As the Cooper administration engaged in negotiations involving the Atlantic Coast Pipeline, a national governors’ group warned a Cooper adviser against a state agency taking action comparable to extortion.

The warning came in a Dec. 8, 2017, email from a National Governors Association staffer to Cooper energy policy adviser Jeremy Tarr. The email came to light as part of the Cooper administration’s recent release of thousands of documents related to the ACP negotiations.

The word “extort” surfaced in a discussion of potential payments a state government could negotiate with a company pursuing state permits.

“A company could volunteer to make a ‘stipulation agreement,’ but it wouldn’t be appropriate for a commission to require such a thing in a determination of public need and benefit,” wrote Sue Gander, NGA’s division director for environment, energy, and transportation. “A commission, it seems, ought to keep to ‘prudently incurred costs’ for essential utility services. To ‘extort’ (not my word) payments for ‘anything not directly related to the cost of providing utility service’ would raise ‘due process’ and ‘ethical’ concerns.”

In specifying a “commission,” Gander was referring to a public utilities commission. She did not indicate whether an agreement reached between a state and company would raise similar “due process” or “ethical” concerns if negotiated by another government agency.

Gander’s email followed a phone inquiry from Tarr, Cooper spokeswoman Noelle Talley told Carolina Journal. Documents indicate Tarr was doing research at the request of Cooper adviser Ken Eudy. Eudy negotiated a controversial $57.8 million Atlantic Coast Pipeline fund unveiled a little more than a month after Gander offered her email advice. That fund generated a dispute between the governor and legislative leaders.
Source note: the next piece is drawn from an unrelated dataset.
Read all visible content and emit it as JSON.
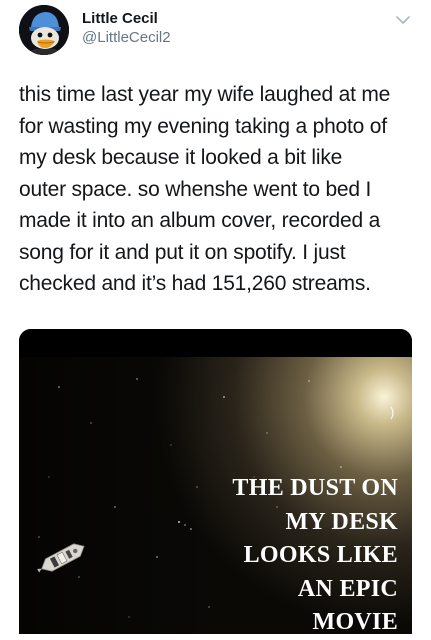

The 600-mile Atlantic Coast Pipeline involving Dominion Power and Duke Energy will go through West Virginia, Virginia, and North Carolina. Cooper’s Department of Environmental Quality issued an important environmental permit on Jan. 26, 2018. The previous day, Cooper’s office and the ACP partners signed an agreement requiring the ACP partners pay the $57.8 million to a fund Cooper would control.